La politique monétaire des années 2000

Aux États-Unis, la sensibilité entre l’immobilier résidentiel et le niveau des taux d’intérêt a toujours été très forte. L’économie immobilière américaine s’est comportée de manière paradoxale durant les années 2000. Le président de la FED, Alain Greespan, a mis en place des taux directeurs faibles afin d’influer sur la croissance américaine au lendemain de la bulle internet et des conséquences du 11 septembre 2001. Cette relance s’est faite par le crédit à des conditions jamais vues. Les taux directeurs de la FED sont passés de 6,5% fin 2000, à 1% en 2003. Le loyer de l’argent était si bon marché que les propriétaires ont arbitré l’actif de leur résidence principale, secondaire, ou locative en refinançant leurs actifs par des « refinancing », des « home equity loan » ou des « home equity line of credit ». Ils ont réinjecté ces liquidités dans l’achat de voitures neuves, de voyages, ou la rénovation de leur maison. Cette politique monétaire durablement attractive a dopé la demande de logements face à une offre moins abondante dans les états les plus urbanisés. Les taux bas ont augmenté le nombre de propriétaires [même les plus modestes] et impacté le marché immobilier neuf et ancien.

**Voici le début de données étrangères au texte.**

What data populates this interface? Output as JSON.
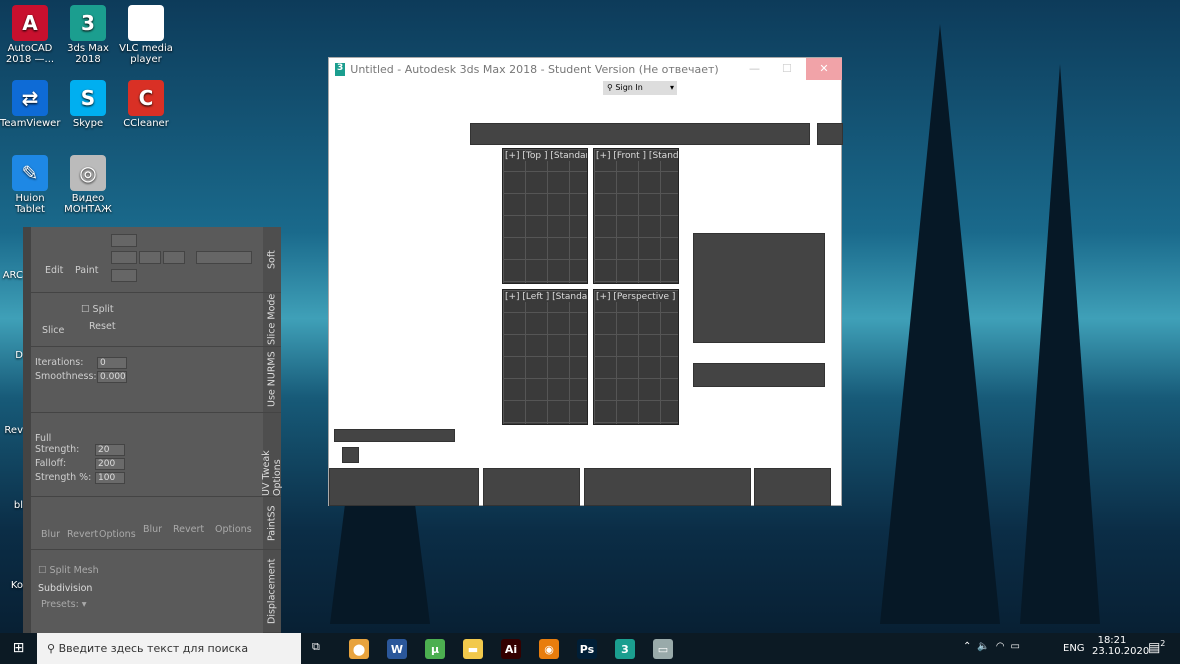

Depuis le gouvernement de Clinton en 1992, les instances américaines ont assoupli l’accès au crédit hypothécaire afin d’étendre l’accès à la propriété à l’ensemble des américains [incluant les profils les plus risqués]. Les activités de crédit hypothécaire ont impacté le marché obligataire et celui de la titrisation. Ces énormes injections de liquidités ont dynamisé les marchés actions, hypothécaires et immobiliers entre 2002 et 2007. En quelques années, des bulles financières et immobilières se sont formées. Entre 2000 et 2006, les prix de l’immobilier américain ont augmenté de près de 60% en termes nominaux. Le taux directeur de la FED est passé à 5,25% en 2006 afin de limiter l’inflation de la bourse et de l’immobilier. Cette augmentation des taux directeurs était négative pour les emprunteurs les plus vulnérables. En effet, les prêts immobiliers à taux variable étant indexés sur les taux de la FED, les emprunteurs ont vu leurs mensualités exploser à cause de la hausse de ces taux directeurs [les taux de leur prêt n’étaient pas limités, « capés » à la hausse]. Les défauts de paiement de millions de ménages américains ont entrainé des saisies immobilières en cascade.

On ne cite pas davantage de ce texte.